Hózho understands that we have an ecological role. Hózho understands that our Mother Earth needs us. When we become her friend, her confidante, her ally, her partner in life, instead of her dominator, her “superior” or her profiteer, we can transform dead systems to living ones.
Lyla June, Diné scholar
When we look closely at the relationships between indigenous cultures and the ecosystems where they live (or lived, prior to traumatic colonization, displacement and, in some cases, genocide), we find more and more evidence of relationships of reciprocity between humans and the more-than-human world. M. Kat Anderson’s breakthrough 2005 book Tending the Wild: Native American Knowledge and the Management of California’s Natural Resources illuminates how traditional practices and sacred obligations recognized by diverse indigenous cultures maintained robust and bountiful habitats. The land thrived under diverse patterns of indigenous care, from the deserts of Australia to the rainforests of the Amazon.

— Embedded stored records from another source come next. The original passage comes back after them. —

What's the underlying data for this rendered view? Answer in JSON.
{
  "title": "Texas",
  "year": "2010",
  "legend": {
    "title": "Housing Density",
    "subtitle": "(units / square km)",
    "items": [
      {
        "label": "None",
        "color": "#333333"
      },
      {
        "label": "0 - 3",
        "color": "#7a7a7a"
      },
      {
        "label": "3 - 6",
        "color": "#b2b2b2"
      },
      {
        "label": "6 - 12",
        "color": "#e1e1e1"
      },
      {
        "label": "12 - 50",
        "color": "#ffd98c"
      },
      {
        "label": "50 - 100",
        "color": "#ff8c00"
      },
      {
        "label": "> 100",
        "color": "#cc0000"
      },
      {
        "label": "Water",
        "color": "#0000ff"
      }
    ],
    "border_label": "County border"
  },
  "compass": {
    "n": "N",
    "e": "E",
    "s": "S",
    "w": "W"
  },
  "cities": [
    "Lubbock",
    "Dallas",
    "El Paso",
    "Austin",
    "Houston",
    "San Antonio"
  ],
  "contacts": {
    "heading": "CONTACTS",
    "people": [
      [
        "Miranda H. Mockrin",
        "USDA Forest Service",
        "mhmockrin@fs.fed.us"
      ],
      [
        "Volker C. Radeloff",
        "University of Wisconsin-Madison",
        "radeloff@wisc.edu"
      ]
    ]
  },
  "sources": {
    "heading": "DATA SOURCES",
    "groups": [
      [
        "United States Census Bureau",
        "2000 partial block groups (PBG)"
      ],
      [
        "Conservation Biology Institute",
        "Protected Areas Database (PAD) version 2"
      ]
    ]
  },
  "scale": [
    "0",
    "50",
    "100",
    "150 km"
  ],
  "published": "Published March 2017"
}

In We Are the Middle of Forever: Indigenous Voices from Turtle Island on the Changing Earth (2022, Edited by Dahr Jamail and Stan Rushworth) Lyla June and several other indigenous interviewees highlight the connection between traditional land stewardship, and the roles of ceremony and reverence in keeping the land thriving.
So, when we in Novasutras strive to abide in agaya and ubuntu, we are affirming our intention to honor our obligations to our partners and kin throughout the living world. Wherever on Earth we find ourselves, we can seek the wisdom of those people indigenous to that place. Their traditional ecological knowledge was acquired from millennia of relationships. Anyone from a culture without such time depth has much to learn.
How can we become better partners of a thriving world? How can we reciprocate the gifts of the living Earth, to abide in ubuntu and agaya?